Legal translators and those who aspire to be are often confronted with arguments over the use of the word shall in legal documents such as contracts. Here, my esteemed colleague in translation, attorney Richard Delaney, offers his sensible and rather comprehensive perspective on the use of shall and purported alternatives.
The text of his guest post was originally part of a social media discussion in which participants felt it would be a shame for such an excellent explanation to disappear into the scrolling void as so many things often do.
Below please find a brief summary of the main reasons I like shall, and do not believe that the alternatives come close:
1) (Lack of) Ambiguity:
If I say "shall we have a cup of tea" or "we shall see" that implies no obligation, it is merely a question or a statement. If I use "shall" in a contract, it implies a clear, contractual, future obligation. Ideally I would steer away from such ambiguity; however, the fact that "shall" is now almost extinct in normal usage means that it is now considerably less ambiguous than it might once have been. Particularly in contracts, or legal writing generally, there is virtually no other meaning that can be attributed to "shall" other than a contractually agreed future obligation of a party;
2) Lack of suitable alternatives:
All of the alternatives that are frequently suggested have drawbacks:
"should" - this means something else (and the German "soll" is a frequent mistranslation into German, where "shall" is often misunderstood to mean "should"). "Should" suggests a preferred approach, but does not impose any firm obligation. While there have been court decisions in Germany that "soll" is an indication of the standard situations, which should only be deviated from in exceptional circumstances, but crucially "should" DOES allow a certain amount of flexibility. It is basically saying "It would be nice if you could do that, and we would really appreciate it if you could try, but don't worry too much if you can't".
"will" - "will" is one of the suggested alternatives touted by Garner. It has the advantage of corresponding more or less with the German usage and of being a more commonly used word, but semantically the meaning is different. "Will" is a statement of fact, not one of obligation. Drafting a contract, however, is rarely done by anyone clairvoyant, who can actually predict what "will" happen. Of course "will" can be used in contracts, to set out what certain consequences are ("In the event that raw materials are not delivered in time, the Purchaser will have to suspend operations until such time as new raw materials have been delivered..."), but it is unsuitable to express a contractual obligation. Even if one argued that "will" is regularly used to describe future intentions, and claiming that only a clairvoyant could properly use it is overly semantically pedantic, it still fails to impose the obligation aspect of "shall". Stating that "Party A will deliver 25 tons of bananas without abnormal curvature per calendar year" is merely a statement. It might be useful if I describe the setting to a third party I want to enter into business with (for example a publisher for banana dessert recipes), for whom that information is of interest. However, in a contract with Party A, that statement, although expressing some future intent, fails to impose any firm obligation to do so. Arguably any such obligation might be implied if the contract includes certain sanctions for any failure of Party A to deliver, but then it is necessary to construe "will" by using context, rather than having the semantic clarity of "shall".

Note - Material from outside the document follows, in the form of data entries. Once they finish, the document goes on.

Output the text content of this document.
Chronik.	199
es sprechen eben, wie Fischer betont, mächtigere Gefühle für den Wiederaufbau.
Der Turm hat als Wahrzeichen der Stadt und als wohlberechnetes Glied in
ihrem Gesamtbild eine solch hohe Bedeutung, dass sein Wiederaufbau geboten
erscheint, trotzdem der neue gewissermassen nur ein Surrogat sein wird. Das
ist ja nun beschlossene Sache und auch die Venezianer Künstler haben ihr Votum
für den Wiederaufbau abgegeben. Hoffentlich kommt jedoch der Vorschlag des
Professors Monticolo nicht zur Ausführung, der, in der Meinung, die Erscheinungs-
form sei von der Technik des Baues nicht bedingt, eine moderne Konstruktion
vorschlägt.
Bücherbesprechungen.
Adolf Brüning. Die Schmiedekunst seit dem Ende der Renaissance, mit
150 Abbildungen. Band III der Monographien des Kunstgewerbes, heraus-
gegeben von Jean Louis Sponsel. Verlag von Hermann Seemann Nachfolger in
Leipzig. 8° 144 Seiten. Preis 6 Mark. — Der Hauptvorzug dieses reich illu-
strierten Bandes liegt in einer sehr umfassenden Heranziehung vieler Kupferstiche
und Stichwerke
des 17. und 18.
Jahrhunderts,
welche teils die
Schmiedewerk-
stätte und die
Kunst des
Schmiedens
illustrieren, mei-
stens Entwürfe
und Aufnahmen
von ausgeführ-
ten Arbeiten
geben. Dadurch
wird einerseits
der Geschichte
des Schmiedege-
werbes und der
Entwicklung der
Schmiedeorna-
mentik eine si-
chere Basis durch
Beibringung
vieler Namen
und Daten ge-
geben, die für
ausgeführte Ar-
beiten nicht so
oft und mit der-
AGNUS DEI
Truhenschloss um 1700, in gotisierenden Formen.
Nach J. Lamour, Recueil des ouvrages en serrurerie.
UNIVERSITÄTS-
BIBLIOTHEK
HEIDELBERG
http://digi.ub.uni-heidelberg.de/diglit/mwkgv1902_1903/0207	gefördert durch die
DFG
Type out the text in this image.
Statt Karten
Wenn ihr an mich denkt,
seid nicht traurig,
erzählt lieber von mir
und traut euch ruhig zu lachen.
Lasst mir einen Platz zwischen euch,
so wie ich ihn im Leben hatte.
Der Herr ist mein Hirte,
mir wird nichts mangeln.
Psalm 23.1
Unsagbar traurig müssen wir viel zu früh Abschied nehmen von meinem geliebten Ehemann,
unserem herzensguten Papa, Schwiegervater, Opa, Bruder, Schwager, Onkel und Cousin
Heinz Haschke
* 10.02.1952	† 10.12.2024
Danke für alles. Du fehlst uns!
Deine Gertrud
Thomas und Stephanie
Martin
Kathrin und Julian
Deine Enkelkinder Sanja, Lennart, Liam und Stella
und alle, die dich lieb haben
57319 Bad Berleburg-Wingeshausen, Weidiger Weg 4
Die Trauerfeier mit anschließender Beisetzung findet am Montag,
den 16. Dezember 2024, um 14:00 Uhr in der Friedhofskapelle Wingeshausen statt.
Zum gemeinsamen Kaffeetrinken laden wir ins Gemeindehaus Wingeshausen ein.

"must" - this is actually my favourite alternative, if one had to opt for one, as it clearly imposes the obligation, it also makes it clear that this is something that HAS to be done, rather than something that WILL be done. However, "must" also has a slightly different meaning, as it describes a necessary element, rather than merely an obligatory one. "Must" is a practical precondition, while "shall" is merely an obligation. So, I might say "The translation must be delivered before 9 a.m., as any later submissions will be discarded", or "a supervisor must be present before any heavy machinery may be operated" - in either example, a failure to comply will make the intended action (legally) impossible. Obligations that are phrased in the "shall" form, on the other hand, are contractual obligations, but a breach of those obligations does not result in a complete impossibility of the intended action. It is a little bit like conditions and warranties in a contract- one entitles you to terminate, the other merely entitles you to damages.
I am a firm believer that "will" and "must" (and to a lesser extent "should") do have their place in contracts, but their meaning is slightly different to that of "shall". If one tries to substitute any of the alternatives, that increases ambiguity (while the stated aim of using these alternatives is to simplify the language used), and impoverishes the language. To my mind that is counterproductive.
3) Retention of style
Of course things change, language usage changes, and legal style changes. I don't have any objection to that- on the contrary, I think that a lot of the moves towards more comprehensible legal language are commendable. However, English contracts have traditionally been written slightly differently to, say, German contracts. In English legal language we don't have the convention of using the present indicative to express a party's obligations (so while a German text might say "Party A delivers 25 tonnes of bananas a year", this statement, which would be a clear expression of a contractual obligation in German, would likely only be read as a statement of fact in English. An obligation would be expressed as "Party A shall deliver... "). While stylistic conventions can obviously be changed, I see it as again being counterproductive, as it is more likely to lead to more confusion, rather than reducing it.
That is why, all things considered, I still favour using "shall".